A Península Ibérica está em movimento contínuo devido à colisão entre as placas tectónicas Africana e Eurasiática, um fenómeno lento, mas mensurável, que obriga os cientistas a reverem a leitura do risco sísmico em Portugal e no sudoeste da Europa. A investigação recente mostra que este território não é um bloco estático, mas sim uma estrutura que se deforma e roda de forma impercetível ao longo do tempo.
De acordo com o portal de notícias ZAP, esta rotação ocorre no sentido dos ponteiros do relógio e resulta de uma distribuição desigual das forças tectónicas que atuam sob a superfície, com especial impacto nas zonas a sul da Península e no contacto com o Norte de África.
Uma fronteira tectónica longe de ser linear
Segundo a mesma fonte, a convergência entre as placas Africana e Eurasiática acontece a um ritmo de quatro a seis milímetros por ano. Em algumas regiões, como o Atlântico ou a costa da Argélia, essa fronteira é relativamente clara. Já no sul da Península Ibérica, o contacto entre placas dispersa-se por uma vasta área de falhas e blocos em interação.

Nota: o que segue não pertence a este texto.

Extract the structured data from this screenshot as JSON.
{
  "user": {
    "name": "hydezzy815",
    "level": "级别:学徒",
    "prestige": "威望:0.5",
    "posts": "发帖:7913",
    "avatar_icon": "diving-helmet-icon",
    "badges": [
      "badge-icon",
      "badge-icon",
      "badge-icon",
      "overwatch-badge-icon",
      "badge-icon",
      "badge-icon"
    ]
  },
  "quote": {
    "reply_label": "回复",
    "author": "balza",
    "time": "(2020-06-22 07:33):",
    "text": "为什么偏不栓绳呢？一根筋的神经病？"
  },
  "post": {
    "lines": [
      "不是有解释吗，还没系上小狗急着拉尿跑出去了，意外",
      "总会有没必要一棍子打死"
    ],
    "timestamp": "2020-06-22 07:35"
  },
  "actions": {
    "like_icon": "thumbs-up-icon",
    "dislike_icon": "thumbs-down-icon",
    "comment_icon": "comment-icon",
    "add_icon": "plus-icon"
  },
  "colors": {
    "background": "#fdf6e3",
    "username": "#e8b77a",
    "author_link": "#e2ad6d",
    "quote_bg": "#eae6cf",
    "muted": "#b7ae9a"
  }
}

É neste contexto que surge o Mar de Alborão, uma zona-chave do Mediterrâneo ocidental onde um fragmento de crosta desliza para oeste e contribui para a formação do Arco de Gibraltar, escreve o site, ligando as cadeias montanhosas do sul de Espanha às do norte de Marrocos.
Como se mede um movimento quase invisível
O estudo agora apresentado combina registos sísmicos com dados recolhidos por centenas de estações GPS, capazes de detetar deslocamentos de frações de milímetro por ano. A análise conjunta destas informações permite observar padrões de deformação que não são visíveis à superfície.
Esses dados mostram que diferentes regiões da Península não se deslocam da mesma forma. O sul e o sudoeste apresentam comportamentos distintos do norte, o que ajuda a explicar a rotação global do território e a redistribuição das tensões internas.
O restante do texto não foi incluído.